Write a travel journal entry from your home, could be your living room, could be your bed. Write as though you’ve just arrived in a new place (because, in many ways, you have) and what you’re observing about the place and how you feel in it. Write what you see, hear, and touch, as though it’s all brand new. What are you learning about yourself in this different land, with all its deprivations? If you’d like to turn this into a visual entry, draw a map complete with notes about this foreign land’s customs, rituals, and routines.
I marvel at this bedroom — the high ceilings, the solitary lamp, the three bay windows inviting you to explore the world beyond. I walk immediately to the windows to stare out and people watch foregoing exploring anything else for the time being. After a while, I look around to find that everything feels spacious and open despite the room technically being made of four beige walls. Put together, the pieces are simple here and tidy as if each inch has a purpose. It’s comforting to be in a place that’s so intentional and sparse. It feels as though it’s half a framework to build a life upon and half an empty slate to do the building. I get a strong sense of the person who occupies this space being within it. The books in particular are telling and highlight a sense of a life lived deeply as the topics criss cross everything from gay rights to travel to leadership.

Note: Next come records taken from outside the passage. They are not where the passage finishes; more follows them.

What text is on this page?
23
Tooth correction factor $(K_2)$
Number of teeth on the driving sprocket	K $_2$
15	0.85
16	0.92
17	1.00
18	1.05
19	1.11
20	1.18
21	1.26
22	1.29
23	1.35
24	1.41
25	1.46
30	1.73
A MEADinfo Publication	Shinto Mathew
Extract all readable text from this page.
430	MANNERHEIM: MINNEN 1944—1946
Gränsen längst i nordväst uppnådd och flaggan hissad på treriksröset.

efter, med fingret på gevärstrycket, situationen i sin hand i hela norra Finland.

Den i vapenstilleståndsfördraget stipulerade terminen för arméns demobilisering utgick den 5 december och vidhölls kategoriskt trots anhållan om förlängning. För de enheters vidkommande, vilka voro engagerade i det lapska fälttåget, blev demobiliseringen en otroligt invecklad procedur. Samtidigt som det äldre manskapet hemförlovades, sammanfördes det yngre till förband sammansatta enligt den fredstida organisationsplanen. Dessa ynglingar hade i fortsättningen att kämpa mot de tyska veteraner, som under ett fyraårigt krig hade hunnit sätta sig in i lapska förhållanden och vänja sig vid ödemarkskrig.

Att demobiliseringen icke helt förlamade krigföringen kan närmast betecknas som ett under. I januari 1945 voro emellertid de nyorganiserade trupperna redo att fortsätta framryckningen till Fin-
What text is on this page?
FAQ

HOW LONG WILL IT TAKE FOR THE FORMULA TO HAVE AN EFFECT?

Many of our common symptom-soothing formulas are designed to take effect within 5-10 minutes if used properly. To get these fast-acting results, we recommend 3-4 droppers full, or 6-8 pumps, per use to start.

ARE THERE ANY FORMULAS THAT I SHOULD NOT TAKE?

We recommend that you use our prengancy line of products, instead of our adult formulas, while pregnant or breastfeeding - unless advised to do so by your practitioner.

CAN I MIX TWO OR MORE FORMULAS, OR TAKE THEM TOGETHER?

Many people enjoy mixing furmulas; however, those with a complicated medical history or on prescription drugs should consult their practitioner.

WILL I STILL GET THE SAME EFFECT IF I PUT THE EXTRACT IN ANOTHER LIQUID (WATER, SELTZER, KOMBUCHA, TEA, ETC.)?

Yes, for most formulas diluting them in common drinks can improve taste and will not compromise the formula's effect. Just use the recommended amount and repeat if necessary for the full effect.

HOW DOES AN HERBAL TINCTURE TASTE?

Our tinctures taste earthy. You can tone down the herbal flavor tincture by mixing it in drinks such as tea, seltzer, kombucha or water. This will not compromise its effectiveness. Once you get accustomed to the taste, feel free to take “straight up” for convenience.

I find ample writing supplies sparking a desire to sit down, stare out the irresistible windows, and tell loved ones about what’s going on in my head. There’s a safe distance here from the rest of the world to reflect especially when I realize there’s little to be distracted by. I dig through the trove of postcards and cards confused by the varying locations they feature. There’s an odd number of borderline romantic cards mixed in with more somber ones as if the person who bought these was both simply waiting for someone in their life to have a crisis or to fall in love suddenly with someone. I am surprisingly able to carefully pick out cards that match those I’m thinking of. I write until I lose track of time and my hand hurts. Plus, it seems the stamp supply might be running low.
None of the art that does hang on the walls goes together at first glance. The styles are distinct and even the frames they are placed in are different sizes. The first piece is more artistic with two people standing over a rocky cliff, the moon looming large behind them with words of what might be a song or poem making up the background. They seem in love and bravely facing the world. The second piece is telling — it’s a poem titled “Heartbreak” that reminisces at one point of “dreamcatchers full of dreams I dreamed with you”. It’s a mechanical display of heartbreak considering it’s written with a typewriter. The final piece of art is of a solitary person slightly smiling drawn in black and white. There’s a knowing look on their face. I wish I knew what was on their mind. On second thought, perhaps there is a common thread amongst these pieces.
The books, the cards, and the art all point to someone tugged between extremes. The closet reflects this with a winter coat and suit jacket placed next to a casual, thin camouflage hoodie. There aren’t enough items in the closet to get an understanding of what counts as everyday attire. The shoes are no help with soccer cleats neatly placed next to loafers. I secretly love that equal weight is given to both as if it’s just as important to be able to dash off to a soccer game as it is to look respectable at a nice event. It’s an impractical yet practical closet all at once — practical thanks to the flexibility it offers and impractical in the lack of depth.
As night falls, I can’t decide whether to close the blinds and cuddle up or invite the world in and pull the blinds up a tiny bit more. Tonight, I choose not to forget about the rest of the world.